何もかもお願いというのもアレだし、自分の判断でやってみるか!
「ガンジョーさん、お願いします!」
「よし! 魔力のつながりをイメージして……」
俺の体から大地を通して地下の魔宝石へ。
そして、魔宝石から真上にある噴水に魔力と情報を伝達出来る。
その感覚を確かに感じる……。
「起動!」
掛け声と共に、俺の石像から勢いよく水が噴射した。
回路の操作は成功だ。おそらく掛け声も本当は必要ない。
無言でも頭の中で思い描けば、接続された物を手足のように動かすことが出来る。
それに魔礫石を動かしているのは魔宝石の魔力だから、俺の魔力が失われることもない。
そして、噴水を動かす程度なら魔宝石にとって魔力を消費しないも同然みたいだ。
これなら一日中水を噴き出させていても問題はないだろう。
とはいえ……それでは噴水の特別感がなくなってしまう。
「ガイアさん、あらかじめ時間を指定してこの操作を行うことは出来ますか?」
果たして、魔宝石に時間の概念があるかどうか……。
〈……時間の情報を魔宝石に送信しました。これにより時間指定を行うことが可能になりました〉
そうか、ガイアさんは時間の概念を理解しているし、現在時刻などの情報も持っている。
その情報を魔力回路を通して魔宝石に送れば、魔宝石も時間の情報を得るということだ。
こんなことが出来るガイアさんもすごいし、その情報を受け取れる魔宝石もすごい。
ただの魔鉱石では、これだけ高度な情報の送受信は出来ないからな。
「それでは九時、十二時、十五時のように三時間おきに十分間噴水を動かすように設定してくださ……おっと、俺が設定すればいいんだったな」
これからも難しいことはガイアさんに頼るけど、簡単なことはサッと自分でこなしたいな。

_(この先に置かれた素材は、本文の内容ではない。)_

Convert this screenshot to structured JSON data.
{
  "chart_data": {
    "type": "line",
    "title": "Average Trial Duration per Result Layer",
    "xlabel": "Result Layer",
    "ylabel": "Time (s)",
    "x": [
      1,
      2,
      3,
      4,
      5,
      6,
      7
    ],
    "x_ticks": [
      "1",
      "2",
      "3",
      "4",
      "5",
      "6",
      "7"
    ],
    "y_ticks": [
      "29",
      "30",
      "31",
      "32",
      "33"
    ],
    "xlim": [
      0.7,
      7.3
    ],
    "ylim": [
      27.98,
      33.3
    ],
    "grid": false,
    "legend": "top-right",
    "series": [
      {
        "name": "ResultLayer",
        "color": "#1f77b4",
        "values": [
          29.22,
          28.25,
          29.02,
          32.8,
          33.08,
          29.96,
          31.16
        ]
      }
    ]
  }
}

何はともあれ、これでこの街にも名物が復活したわけだ!
「俺たちは忙しくしてるから見る機会が少ないかもしれないけど、街の人たちが少しでも楽しんでくれたら嬉しいな」
「きっと楽しんでくれると思います。私たちもたまにはボーッと眺めに来ましょうね!」
「ああ、そういうボーッとする時間も時には大切だ」
魔力回路接続……とんでもない可能性を秘めたシステムだ。